All texts copyright Richard Shillitoe
heart
1938
Carved chalk with tempera.
Dimensions unknown.
Provenance
Untraced.
Exhibited
London, Mayor Gallery, 1939, no. 16.
Literature
The London Bulletin, no. 8-9, 1939, ill. b/w p. 10.
At a time when other surrealists, such as Yves Tanguy (From the Other Side of the Bridge, 1936) and Meret
Oppenheim (Fur Tea Cup, 1938) were producing soft sculptures with highly tactile qualities, Colquhoun here
transforms the soft, tactile and sensitive into the hard and unresponsive. A heart that is still, lips that are
unyielding and tear drops that are solid, are objects that exist in ways that are contrary to their nature.
Heart is carved from chalk, a sedimentary rock formed from the shells of ancient marine organisms.

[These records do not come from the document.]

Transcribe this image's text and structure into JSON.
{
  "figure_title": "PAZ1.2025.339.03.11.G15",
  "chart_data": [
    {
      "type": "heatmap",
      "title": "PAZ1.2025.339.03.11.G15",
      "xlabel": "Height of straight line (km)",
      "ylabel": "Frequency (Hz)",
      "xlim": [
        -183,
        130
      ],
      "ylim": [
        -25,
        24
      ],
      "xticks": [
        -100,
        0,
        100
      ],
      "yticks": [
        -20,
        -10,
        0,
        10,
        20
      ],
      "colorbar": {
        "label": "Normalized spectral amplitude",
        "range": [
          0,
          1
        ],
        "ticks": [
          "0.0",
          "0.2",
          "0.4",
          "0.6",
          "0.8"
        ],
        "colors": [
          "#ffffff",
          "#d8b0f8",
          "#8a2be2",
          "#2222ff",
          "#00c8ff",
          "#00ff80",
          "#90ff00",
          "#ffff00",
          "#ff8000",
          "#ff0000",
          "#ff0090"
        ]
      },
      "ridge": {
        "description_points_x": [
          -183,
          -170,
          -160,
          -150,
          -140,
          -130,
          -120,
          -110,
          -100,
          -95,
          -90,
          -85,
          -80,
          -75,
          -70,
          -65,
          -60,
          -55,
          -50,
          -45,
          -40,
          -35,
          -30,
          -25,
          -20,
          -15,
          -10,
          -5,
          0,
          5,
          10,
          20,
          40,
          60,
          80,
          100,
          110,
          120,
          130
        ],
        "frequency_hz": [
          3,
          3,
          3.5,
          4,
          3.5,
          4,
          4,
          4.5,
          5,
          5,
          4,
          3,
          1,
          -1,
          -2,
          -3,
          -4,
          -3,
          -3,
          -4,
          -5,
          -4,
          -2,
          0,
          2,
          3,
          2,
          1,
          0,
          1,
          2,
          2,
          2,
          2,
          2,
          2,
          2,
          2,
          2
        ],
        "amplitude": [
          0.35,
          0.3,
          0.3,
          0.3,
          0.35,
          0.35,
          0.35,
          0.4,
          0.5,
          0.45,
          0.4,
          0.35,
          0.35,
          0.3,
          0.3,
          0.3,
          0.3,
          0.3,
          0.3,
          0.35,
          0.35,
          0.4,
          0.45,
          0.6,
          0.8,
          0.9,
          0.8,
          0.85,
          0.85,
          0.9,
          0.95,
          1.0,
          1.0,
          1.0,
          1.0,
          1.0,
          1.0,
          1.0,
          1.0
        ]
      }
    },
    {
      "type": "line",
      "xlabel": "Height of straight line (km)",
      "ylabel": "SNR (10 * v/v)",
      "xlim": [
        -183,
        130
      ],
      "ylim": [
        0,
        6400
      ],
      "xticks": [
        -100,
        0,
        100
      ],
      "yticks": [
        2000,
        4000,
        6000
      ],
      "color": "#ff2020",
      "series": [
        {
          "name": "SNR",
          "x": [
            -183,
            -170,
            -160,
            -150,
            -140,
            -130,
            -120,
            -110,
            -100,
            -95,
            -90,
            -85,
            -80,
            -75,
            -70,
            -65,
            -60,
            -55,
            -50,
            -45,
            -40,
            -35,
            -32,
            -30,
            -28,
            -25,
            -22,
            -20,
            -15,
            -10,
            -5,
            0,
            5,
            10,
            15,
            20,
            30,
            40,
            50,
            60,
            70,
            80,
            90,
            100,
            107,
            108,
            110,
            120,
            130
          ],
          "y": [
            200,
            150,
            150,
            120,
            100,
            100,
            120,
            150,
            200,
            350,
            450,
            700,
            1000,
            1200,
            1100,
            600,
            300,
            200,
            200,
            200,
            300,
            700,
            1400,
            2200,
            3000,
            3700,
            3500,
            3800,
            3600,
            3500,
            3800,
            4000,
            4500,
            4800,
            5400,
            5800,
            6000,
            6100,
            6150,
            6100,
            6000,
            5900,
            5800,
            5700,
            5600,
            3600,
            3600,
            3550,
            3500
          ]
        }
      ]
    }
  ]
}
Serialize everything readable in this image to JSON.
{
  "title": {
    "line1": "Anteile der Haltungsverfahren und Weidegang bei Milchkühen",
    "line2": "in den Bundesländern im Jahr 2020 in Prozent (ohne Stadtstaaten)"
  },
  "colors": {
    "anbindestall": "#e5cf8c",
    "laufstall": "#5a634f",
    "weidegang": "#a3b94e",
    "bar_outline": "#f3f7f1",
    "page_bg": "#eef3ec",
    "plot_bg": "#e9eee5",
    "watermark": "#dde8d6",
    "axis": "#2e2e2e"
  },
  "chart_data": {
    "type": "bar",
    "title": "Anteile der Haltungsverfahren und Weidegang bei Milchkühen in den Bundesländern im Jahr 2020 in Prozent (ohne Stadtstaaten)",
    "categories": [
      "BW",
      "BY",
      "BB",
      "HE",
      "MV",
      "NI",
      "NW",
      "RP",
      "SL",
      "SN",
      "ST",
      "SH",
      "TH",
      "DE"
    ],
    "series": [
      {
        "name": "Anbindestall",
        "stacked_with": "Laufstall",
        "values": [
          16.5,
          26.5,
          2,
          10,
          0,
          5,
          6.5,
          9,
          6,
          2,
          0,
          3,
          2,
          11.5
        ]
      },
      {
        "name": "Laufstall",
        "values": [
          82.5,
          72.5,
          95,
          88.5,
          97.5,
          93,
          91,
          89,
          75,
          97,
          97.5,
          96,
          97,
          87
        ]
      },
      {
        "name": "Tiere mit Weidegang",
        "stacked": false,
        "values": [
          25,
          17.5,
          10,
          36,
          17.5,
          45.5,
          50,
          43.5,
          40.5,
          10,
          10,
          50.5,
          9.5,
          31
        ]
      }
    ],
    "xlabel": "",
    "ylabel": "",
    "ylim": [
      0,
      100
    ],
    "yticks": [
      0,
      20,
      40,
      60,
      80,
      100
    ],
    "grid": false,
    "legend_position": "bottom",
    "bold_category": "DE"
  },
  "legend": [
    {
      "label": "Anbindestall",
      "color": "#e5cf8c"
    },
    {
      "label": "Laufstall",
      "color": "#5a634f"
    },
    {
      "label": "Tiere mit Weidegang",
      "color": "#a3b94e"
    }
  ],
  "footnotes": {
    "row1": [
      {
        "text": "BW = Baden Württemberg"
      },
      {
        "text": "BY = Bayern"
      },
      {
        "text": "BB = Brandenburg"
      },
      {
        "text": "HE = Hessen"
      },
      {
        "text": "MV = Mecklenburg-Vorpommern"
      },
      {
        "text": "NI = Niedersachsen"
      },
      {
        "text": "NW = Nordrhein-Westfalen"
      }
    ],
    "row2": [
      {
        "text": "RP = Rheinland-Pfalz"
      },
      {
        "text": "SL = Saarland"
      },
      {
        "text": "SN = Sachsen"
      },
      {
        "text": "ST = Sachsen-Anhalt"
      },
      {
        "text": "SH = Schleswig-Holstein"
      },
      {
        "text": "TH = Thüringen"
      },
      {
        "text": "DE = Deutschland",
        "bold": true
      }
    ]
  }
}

Poetically, the material unites the hardness of stone with the softness of water, the element in which it was
formed. Now inanimate, but comp-osed of once-living creatures, it bears witness to an alchemical transform-
ation that demonstrates the animistic belief that the spirit of life exists in all matter.
This is one of only two carvings by Colquhoun. The other is Death’s Head and Foot, also carved in 1938.